しかし、その優先制御の使い方に問題がありました。 音声が絶対優先になっていなかったため、大量のデータが送信されたとき深いバッファで音声が待たされたのです。 ネットワーク内で音声パケットの破棄がなくても、ゲートウェイでの受信が何秒も遅れるとゲートウェイで破棄されますから2、3秒分の音声が消えてしまうことも充分ありうるわけです。

優先制御には遅延を少なくする目的の優先制御と、パケット・ロスを起こさないことを目的とした優先制御があり、音声は前者で扱うべき、という当たり前の話です。

支線はIP−VPNで、大事なところは広域イーサネットで

先ほど届いた日経コミュニケーション12月2日号にIP−VPNと広域イーサネットを組み合わせて使う、という特集がありました。 ちらりとながめましたが、新鮮味が感じられず読む気は起りません。 大手金融機関ではIP−VPNを支線系ネットワークに使い、バックボーンはATM専用線というのが一般的です。 IP−VPNのルーティング・プロトコルや負荷分散の制限のためです。

この記事や三井住友銀行の事例記事だと、このバックボーンを広域イーサネットにする計画の金融機関がけっこうあるようです。 「支線はIP−VPNで、大事なところは広域イーサネットで」というのがこれからのパターンになるのでしょう。 

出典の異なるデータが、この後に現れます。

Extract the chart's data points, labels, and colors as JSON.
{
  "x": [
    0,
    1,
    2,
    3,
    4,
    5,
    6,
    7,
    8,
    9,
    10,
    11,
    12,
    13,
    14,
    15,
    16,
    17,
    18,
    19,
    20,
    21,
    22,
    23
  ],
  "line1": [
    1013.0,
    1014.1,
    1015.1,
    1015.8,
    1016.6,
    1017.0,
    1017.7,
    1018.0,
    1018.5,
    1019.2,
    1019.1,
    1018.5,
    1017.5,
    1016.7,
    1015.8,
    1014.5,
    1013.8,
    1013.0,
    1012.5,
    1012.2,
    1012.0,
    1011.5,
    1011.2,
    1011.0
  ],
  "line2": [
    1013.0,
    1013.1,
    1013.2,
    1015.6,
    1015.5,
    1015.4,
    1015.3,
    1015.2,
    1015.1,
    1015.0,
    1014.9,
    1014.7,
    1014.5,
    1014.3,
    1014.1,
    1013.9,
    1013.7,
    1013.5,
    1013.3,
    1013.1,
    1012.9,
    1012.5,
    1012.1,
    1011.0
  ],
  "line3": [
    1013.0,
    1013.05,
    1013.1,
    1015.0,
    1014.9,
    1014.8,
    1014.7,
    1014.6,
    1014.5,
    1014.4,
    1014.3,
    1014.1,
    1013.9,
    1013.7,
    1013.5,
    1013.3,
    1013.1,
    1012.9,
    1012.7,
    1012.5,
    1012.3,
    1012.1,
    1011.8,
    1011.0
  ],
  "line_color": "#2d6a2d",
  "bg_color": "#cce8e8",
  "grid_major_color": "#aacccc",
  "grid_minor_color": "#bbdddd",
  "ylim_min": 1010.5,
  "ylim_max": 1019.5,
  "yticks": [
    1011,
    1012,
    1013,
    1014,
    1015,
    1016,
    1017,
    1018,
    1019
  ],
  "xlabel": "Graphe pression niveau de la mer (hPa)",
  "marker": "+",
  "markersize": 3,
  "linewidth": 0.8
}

この記事が反映できなかったのが11月28日にNTTコミュニケーションズがニュースリリースしたIP−VPNでのOSPFや負荷分散のサポート。 さあ、三井住友はじめ金融機関は考えを改めてバックボーンにもIP−VPNを使うのでしょうか? 「支線はIP−VPNで、大事なところは広域イーサネットで」というキャッチフレーズが定着しないよう、バックボーンにもIP−VPNでチャレンジして欲しいものです。

私はスッキリしたネットワークが好きなので、広域イーサネットだけで構築されたローソンさんのネットワークや東京三菱銀行のネットワークの方を好みます。 IP−VPNも、今になってOSPF等を可とするなら、何故最初からサービス提供しなかったのか不思議です。 それとも、今度のサービスにも何か制約があるのでしょうか?